3. Mozart’s wife was Constanze, a third daughter of Webers family, whom Mozart moved in with in Vienna.
4. Leopold Mozart, a native of Augsburg, was a minor composer and an experienced teacher. His relations with son were quite bad: they had many disputes, for example, about Wolfgang’s intends to resign from service to Archbishop Colloredo and marry Constanze. He criticized his son’s lifestyle and tried to control him.
5. The emperor liked Mozart’s first performance and expressed his respect to a talented musician and composer, but he noticed that Mozart’s music had a little too many notes, in other words, he found the music too hard for the perception of an ordinary man.

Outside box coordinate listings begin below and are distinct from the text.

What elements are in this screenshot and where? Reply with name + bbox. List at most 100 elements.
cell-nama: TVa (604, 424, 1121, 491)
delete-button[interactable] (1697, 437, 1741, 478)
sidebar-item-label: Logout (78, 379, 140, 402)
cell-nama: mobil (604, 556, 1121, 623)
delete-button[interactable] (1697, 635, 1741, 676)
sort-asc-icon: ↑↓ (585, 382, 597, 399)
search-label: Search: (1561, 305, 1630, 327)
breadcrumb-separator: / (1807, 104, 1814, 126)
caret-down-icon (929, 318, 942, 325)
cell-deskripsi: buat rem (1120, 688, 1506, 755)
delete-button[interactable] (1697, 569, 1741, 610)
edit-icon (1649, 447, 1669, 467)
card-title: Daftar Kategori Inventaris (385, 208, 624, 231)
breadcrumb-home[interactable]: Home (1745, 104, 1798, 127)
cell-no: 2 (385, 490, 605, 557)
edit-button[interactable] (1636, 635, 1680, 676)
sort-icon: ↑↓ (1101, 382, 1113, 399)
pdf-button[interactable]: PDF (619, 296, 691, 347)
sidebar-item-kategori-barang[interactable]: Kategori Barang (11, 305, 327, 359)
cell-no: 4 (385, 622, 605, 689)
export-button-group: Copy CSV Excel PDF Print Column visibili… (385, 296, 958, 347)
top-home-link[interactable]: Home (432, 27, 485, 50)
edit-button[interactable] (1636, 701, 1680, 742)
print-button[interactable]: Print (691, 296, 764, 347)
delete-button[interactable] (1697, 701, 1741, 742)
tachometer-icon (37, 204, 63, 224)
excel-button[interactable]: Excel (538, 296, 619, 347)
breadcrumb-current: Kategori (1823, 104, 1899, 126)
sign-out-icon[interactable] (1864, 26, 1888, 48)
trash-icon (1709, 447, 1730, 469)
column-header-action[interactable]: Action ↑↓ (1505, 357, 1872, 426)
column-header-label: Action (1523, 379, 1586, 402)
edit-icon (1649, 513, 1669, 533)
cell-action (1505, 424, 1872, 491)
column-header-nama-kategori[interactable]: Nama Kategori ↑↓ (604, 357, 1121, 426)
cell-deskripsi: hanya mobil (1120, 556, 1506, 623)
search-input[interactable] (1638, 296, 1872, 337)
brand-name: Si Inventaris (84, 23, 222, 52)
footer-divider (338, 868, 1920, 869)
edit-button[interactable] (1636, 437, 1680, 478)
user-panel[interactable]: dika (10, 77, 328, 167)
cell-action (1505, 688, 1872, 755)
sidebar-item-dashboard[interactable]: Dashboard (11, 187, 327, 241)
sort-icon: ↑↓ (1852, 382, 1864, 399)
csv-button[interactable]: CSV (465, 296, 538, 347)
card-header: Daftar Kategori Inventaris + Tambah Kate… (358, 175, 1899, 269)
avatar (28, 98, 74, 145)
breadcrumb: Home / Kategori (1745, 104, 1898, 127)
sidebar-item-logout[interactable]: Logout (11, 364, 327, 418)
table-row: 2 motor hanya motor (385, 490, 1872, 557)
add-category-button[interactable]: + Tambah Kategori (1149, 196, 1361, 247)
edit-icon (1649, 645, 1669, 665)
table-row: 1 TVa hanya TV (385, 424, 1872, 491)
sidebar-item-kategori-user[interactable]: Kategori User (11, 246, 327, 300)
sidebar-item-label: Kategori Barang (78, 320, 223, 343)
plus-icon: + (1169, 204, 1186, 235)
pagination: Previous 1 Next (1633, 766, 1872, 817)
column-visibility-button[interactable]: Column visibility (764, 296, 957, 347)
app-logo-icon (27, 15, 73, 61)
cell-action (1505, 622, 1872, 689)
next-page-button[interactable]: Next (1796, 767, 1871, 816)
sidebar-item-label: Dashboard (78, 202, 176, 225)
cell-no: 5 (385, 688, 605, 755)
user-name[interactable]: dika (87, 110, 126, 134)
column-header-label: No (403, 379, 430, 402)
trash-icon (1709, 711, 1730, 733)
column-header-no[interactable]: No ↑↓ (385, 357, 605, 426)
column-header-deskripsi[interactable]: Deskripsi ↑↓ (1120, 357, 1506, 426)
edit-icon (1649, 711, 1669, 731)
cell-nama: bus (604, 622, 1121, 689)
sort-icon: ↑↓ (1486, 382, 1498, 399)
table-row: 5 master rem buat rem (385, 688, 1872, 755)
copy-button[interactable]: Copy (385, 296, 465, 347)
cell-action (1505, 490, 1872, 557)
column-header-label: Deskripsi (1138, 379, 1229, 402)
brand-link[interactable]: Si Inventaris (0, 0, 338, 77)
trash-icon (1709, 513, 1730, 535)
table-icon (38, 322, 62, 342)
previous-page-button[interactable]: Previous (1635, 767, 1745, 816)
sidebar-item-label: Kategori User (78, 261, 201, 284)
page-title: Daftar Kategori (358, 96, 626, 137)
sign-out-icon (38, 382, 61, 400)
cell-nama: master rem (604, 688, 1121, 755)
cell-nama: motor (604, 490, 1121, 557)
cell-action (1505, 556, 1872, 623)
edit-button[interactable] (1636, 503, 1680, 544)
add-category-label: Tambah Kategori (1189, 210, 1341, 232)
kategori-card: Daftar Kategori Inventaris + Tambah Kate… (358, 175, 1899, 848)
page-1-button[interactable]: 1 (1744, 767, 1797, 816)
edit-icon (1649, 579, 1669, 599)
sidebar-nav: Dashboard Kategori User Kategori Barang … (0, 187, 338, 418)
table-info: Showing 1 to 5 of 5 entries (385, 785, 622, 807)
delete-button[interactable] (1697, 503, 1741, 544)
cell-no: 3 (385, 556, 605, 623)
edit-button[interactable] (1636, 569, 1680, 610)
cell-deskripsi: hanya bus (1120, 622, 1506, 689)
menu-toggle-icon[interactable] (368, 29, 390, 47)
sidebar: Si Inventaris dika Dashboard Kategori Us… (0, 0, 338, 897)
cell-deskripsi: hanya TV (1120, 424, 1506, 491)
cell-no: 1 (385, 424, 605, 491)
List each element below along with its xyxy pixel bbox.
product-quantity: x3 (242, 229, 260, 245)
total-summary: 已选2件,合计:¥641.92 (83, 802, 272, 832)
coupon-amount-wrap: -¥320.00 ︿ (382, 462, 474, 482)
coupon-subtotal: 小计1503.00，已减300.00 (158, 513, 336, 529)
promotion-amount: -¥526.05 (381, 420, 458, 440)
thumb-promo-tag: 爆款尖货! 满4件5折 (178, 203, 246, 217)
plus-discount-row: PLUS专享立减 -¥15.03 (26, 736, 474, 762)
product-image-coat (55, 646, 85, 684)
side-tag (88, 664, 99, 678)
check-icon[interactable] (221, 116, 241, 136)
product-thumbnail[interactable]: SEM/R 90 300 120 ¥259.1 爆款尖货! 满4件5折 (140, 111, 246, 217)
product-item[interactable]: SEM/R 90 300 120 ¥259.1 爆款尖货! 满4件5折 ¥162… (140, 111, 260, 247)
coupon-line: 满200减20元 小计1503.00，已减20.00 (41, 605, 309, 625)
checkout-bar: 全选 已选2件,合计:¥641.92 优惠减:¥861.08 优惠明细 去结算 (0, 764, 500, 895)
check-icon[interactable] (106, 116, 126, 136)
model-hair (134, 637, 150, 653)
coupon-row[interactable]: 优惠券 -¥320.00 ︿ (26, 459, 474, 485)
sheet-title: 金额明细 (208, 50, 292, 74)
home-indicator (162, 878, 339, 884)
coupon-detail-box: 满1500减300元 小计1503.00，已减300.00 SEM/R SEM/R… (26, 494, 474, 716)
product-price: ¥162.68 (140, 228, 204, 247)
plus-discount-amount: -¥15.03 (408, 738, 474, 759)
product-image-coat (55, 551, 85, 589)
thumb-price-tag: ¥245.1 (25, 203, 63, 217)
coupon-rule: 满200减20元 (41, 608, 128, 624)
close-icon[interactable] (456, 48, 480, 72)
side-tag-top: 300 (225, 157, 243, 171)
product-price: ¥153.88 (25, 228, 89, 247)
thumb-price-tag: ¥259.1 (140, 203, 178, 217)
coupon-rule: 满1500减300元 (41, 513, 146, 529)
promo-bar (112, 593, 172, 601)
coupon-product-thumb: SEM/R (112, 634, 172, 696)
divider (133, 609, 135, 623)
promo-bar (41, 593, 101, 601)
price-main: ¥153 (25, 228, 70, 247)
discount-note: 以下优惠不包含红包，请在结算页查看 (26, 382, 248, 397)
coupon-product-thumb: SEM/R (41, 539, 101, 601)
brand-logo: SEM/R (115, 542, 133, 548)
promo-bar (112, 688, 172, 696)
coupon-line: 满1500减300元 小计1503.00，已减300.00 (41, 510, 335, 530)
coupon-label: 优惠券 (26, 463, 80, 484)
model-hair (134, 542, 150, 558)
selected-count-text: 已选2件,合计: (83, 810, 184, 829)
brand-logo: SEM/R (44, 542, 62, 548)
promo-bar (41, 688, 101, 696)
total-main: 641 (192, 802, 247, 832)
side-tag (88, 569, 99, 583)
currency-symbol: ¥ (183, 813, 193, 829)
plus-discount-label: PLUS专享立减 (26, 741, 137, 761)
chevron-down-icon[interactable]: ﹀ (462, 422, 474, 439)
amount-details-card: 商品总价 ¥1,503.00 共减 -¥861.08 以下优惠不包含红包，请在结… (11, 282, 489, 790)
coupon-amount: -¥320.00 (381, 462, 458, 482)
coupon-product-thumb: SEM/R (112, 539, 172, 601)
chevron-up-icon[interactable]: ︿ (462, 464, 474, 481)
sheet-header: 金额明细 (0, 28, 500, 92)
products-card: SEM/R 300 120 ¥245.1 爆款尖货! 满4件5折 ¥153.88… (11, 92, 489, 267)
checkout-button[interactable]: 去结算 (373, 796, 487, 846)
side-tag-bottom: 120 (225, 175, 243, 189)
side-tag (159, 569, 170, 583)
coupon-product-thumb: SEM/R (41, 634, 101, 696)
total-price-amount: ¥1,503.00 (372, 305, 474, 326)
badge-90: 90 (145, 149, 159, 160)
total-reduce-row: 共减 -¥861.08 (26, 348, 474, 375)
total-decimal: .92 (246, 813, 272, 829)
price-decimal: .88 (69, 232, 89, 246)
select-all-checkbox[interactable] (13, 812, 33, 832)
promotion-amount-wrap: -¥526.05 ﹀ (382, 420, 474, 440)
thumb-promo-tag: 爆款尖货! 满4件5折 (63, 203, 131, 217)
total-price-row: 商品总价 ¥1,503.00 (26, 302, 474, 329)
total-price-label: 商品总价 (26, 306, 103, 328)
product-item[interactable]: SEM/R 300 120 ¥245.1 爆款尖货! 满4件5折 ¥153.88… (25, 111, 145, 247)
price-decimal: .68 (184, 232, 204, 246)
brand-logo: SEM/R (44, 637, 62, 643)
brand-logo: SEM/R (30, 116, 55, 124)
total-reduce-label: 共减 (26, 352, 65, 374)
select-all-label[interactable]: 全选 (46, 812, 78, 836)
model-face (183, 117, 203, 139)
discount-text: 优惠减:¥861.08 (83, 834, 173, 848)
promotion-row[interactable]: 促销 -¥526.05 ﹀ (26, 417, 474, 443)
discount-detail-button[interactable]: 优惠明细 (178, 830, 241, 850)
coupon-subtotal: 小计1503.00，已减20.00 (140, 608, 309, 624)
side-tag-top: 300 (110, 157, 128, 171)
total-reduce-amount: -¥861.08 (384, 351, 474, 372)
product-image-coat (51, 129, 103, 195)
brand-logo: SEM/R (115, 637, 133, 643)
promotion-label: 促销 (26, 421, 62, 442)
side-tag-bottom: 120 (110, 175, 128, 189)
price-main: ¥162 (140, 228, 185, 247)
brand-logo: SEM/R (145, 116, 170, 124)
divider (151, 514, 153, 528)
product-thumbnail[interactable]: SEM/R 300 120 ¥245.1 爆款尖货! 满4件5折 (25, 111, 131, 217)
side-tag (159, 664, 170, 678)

6. Many works of Mozart are featured in the movie: Le Nozze di Figaro (The Marriage of Figaro), K492, Act IV, Ah Tutti Contenti (1786), Don Giovanni, K527, A Cenar Teco, Da Qual Tremore Insolito (1787), Die Entführung aus dem Serail (Abduction from the Seraglio), K384, Marten Aller Arten (1782), Die Zauberflöte (The Magic Flute), K620, Aria No. 14, Der Holle Rache Kocht (1791), Concerto for Piano in E Flat Major, K482, 3rd Movement, Allegro
(1782-86), Concerto for Piano in D Minor, K466 (1782-86), Symphony No. 25 in G Minor, K183: 1st Movement (1773), Lacrimosa, Requiem Mass in D, K626, Adagio and Rondo for Glass Harmonica, Flute, Oboe, Viola and Cello, K617 (1791), Confutatis, Requiem Mass in D, K 626 and others. It is a good representation of Mozart’s musical output as for 180 minutes of the movie.
7. In the movie, Mozart died of sickness that followed his poor lifestyle combined with hard drinking. He dies in the morning in presence of his wife, his son and Sallieri after spending the night dictating passages of Requiem to Sallieri. In reality, he became bedridden on 20 November and died on 5 December.
8. In reality, Count Franz von Walsegg wanted to anonymously commission the piece for a Requiem Mass to commemorate the February 14 anniversary of his wife's death. This plan was frustrated by a public benefit performance for Mozart's widow Constanze. In the movie, Sallieri wanted to commission it, but Constanze did not allow it and took the notes.
9. In the movie, Requiem was not finished and its further destiny is unknown. In reality, Requiem was finished by Mozart’s student, Franx Xaver Sussmayr.
10. In the movie Mozart was buried in a pauper’s mass grave. In reality, he was buried in a “common grave”, it was an individual grave, but for a common man, not an aristocracy.
11. The story told in the movie is fictional, and Sallieri is depicted untruthfully. In reality, he was a more known and respected than Mozart. In reality, Requiem was ordered in the summer, but not in winter. In the movie, Mozart has only one child, but there were six of them, though only two survived. In one of the scenes Mozart speaks contemptuously of works of Gluck and Handel, but in reality they were his favorite composers. Mozart is shown very infantile and silly, and I think that this portrayal is totally wrong.